The Rose Hall course, like Tryall, runs from the Caribbean into the hills. The 18th hole is among the toughest finishers anywhere, demanding a long drive followed by a long approach over a gorge to the green. Overlooking the 14th hole is a large villa that Johnny Cash owns.

You should play Rose Hall just to play the eighth hole. It's a dogleg of only 322 yards from the back tees, with the Caribbean lapping vigorously at the rocks along the left side of the fairway. It's a classic cape hole, with the green stuck out on the peninsula (which happens to be the northern tip of Jamaica). The hole plays into the prevailing wind and would be a testy little devil even without the steel tower that sits 50 yards short and to the right of the green.

Ah, yes, the tower. It's a navigational beacon, an elfin Eiffel Tower that keeps ships from imperiling themselves while imperiling the approach shots of land-locked golfers. Because the wind blows from the golfer's right on the approach (the Caribbean being to the left of the green), it's necessary to increase your margin of safety by aiming to the right of the green and letting the wind redirect the ball to the left. If your drive is too far to the right of the fairway, the tower becomes a formidable obstacle. In high winds, it's possible to hit the ball to the right of the tower and let it drift back to the left. At other times it's possible to hit over it. In any event, it may be the first time you ever thought of yourself as playing golf in an Erector Set.

The Breezes Golf and Beach Resort Course is also known as the SuperClubs Golf Club Runaway Bay. Longtime tourists and locals know it simply at Runaway Bay. Seymour Rose, the three-time Jamaican Open champion, is the superintendent of greens here. Runaway Bay is fairly wide open, but not without a subtle sense of style. From the forward tees it's the ideal course for getting rusty tourists around. From the back tees it gains teeth from its length, with several par 4s longer than 450 yards.

The biggest surprise among the north coast courses is the Sandals Golf and Country Club. Once the Upton Country Club, it had fallen into disrepair. Only two years ago, crabgrass was everywhere but on the greens, where there wasn't much grass of any kind. But with an infusion of Sandals money, the crabgrass blight has been furiously fought and it appears as if the grounds crew has won the battle.
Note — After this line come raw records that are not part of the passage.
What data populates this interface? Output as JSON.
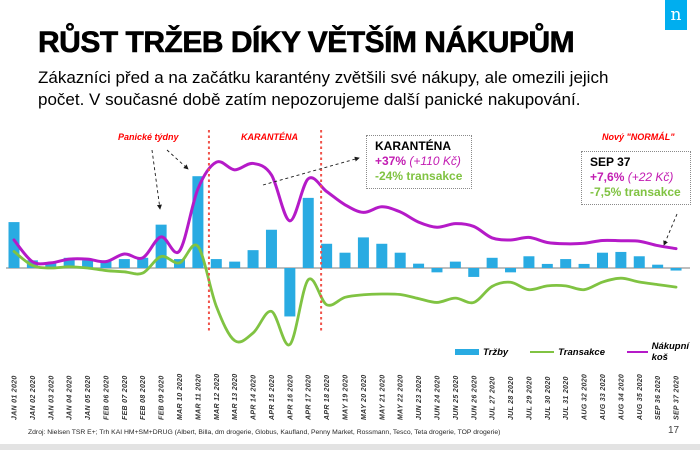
{
  "slide": {
    "title": "RŮST TRŽEB DÍKY VĚTŠÍM NÁKUPŮM",
    "subtitle_line1": "Zákazníci před a na začátku karantény zvětšili své nákupy, ale omezili jejich",
    "subtitle_line2": "počet. V současné době zatím nepozorujeme další panické nakupování.",
    "logo_letter": "n",
    "page_number": "17",
    "source": "Zdroj: Nielsen TSR E+; Trh KAI HM+SM+DRUG (Albert, Billa, dm drogerie, Globus, Kaufland, Penny Market, Rossmann, Tesco, Teta drogerie, TOP drogerie)"
  },
  "annotations": {
    "panic_label": "Panické týdny",
    "quarantine_label": "KARANTÉNA",
    "new_normal_label": "Nový \"NORMÁL\"",
    "quarantine_box": {
      "title": "KARANTÉNA",
      "basket_pct": "+37%",
      "basket_czk": " (+110 Kč)",
      "transactions": "-24% transakce"
    },
    "sep_box": {
      "title": "SEP 37",
      "basket_pct": "+7,6%",
      "basket_czk": " (+22 Kč)",
      "transactions": "-7,5% transakce"
    }
  },
  "legend": [
    {
      "label": "Tržby"
    },
    {
      "label": "Transakce"
    },
    {
      "label": "Nákupní koš"
    }
  ],
  "colors": {
    "bars": "#29ABE2",
    "transactions": "#80C342",
    "basket": "#B51AC8",
    "accent_red": "#FF0000",
    "quarantine_line": "#F0524A",
    "annotation_magenta": "#C21CB2",
    "logo_blue": "#00AEEF",
    "axis_gray": "#A8A8A8",
    "tick_label": "#333333"
  },
  "chart_data": {
    "type": "combo bar+line",
    "unit": "% growth vs. year ago (no visible y-axis)",
    "legend_position": "bottom-right",
    "grid": false,
    "categories": [
      "JAN 01 2020",
      "JAN 02 2020",
      "JAN 03 2020",
      "JAN 04 2020",
      "JAN 05 2020",
      "FEB 06 2020",
      "FEB 07 2020",
      "FEB 08 2020",
      "FEB 09 2020",
      "MAR 10 2020",
      "MAR 11 2020",
      "MAR 12 2020",
      "MAR 13 2020",
      "APR 14 2020",
      "APR 15 2020",
      "APR 16 2020",
      "APR 17 2020",
      "APR 18 2020",
      "MAY 19 2020",
      "MAY 20 2020",
      "MAY 21 2020",
      "MAY 22 2020",
      "JUN 23 2020",
      "JUN 24 2020",
      "JUN 25 2020",
      "JUN 26 2020",
      "JUL 27 2020",
      "JUL 28 2020",
      "JUL 29 2020",
      "JUL 30 2020",
      "JUL 31 2020",
      "AUG 32 2020",
      "AUG 33 2020",
      "AUG 34 2020",
      "AUG 35 2020",
      "SEP 36 2020",
      "SEP 37 2020"
    ],
    "series": [
      {
        "name": "Tržby",
        "type": "bar",
        "values": [
          18,
          3,
          2,
          4,
          3,
          3,
          3.5,
          4,
          17,
          3.5,
          36,
          3.5,
          2.5,
          7,
          15,
          -19,
          27.5,
          9.5,
          6,
          12,
          9.5,
          6,
          1.7,
          -1.7,
          2.5,
          -3.5,
          4,
          -1.7,
          4.6,
          1.6,
          3.5,
          1.6,
          6,
          6.3,
          4.6,
          1.3,
          -1
        ]
      },
      {
        "name": "Transakce",
        "type": "line",
        "values": [
          6.5,
          1,
          0,
          0.5,
          0,
          -1,
          -1.5,
          -2,
          4.5,
          2,
          8.5,
          -15,
          -28.5,
          -25.5,
          -17,
          -30,
          -4.6,
          -14.4,
          -11.5,
          -10.5,
          -10.2,
          -10.4,
          -12,
          -13.5,
          -11.8,
          -13.5,
          -7.2,
          -5.6,
          -8.5,
          -7,
          -7,
          -8.5,
          -5.5,
          -4,
          -5.5,
          -6.5,
          -7.5
        ]
      },
      {
        "name": "Nákupní koš",
        "type": "line",
        "values": [
          11,
          2.5,
          2,
          3.5,
          3.5,
          2.5,
          5.5,
          4,
          12.2,
          6.7,
          31,
          41.5,
          38.5,
          41,
          36.5,
          18.5,
          35,
          30,
          24.8,
          21.8,
          24,
          22,
          18,
          16,
          17.4,
          16.3,
          11.8,
          11,
          12,
          10,
          9.5,
          9.7,
          10.8,
          10.7,
          10.5,
          8.8,
          7.6
        ]
      }
    ],
    "dashed_vertical_lines_week_index": [
      10.6,
      16.7
    ],
    "quarantine_period": "MAR 12 2020 – APR 17 2020"
  }
}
The course is located in a mountain valley above teeming Ocho Rios. The old brick clubhouse is the most elegant of all of Jamaica's clubhouses, with a genuine air of country club about it. But when you stand on the practice tee, you know there's something different about this country club.

There, at precisely 135 yards, is the figure of Jamaican reggae icon Bob Marley carved from an old tree trunk. The giant head could be the most unusual practice target in the game. Another sculptured tree trunk resembling a birdbath adorns the fourth tee. It gives a distinct Jamaican flavor to the course. And speaking of flavors, there are enough fruit trees on the course--mangos, guava, grapefruit--that you could skip breakfast at the hotel and eat on the fly.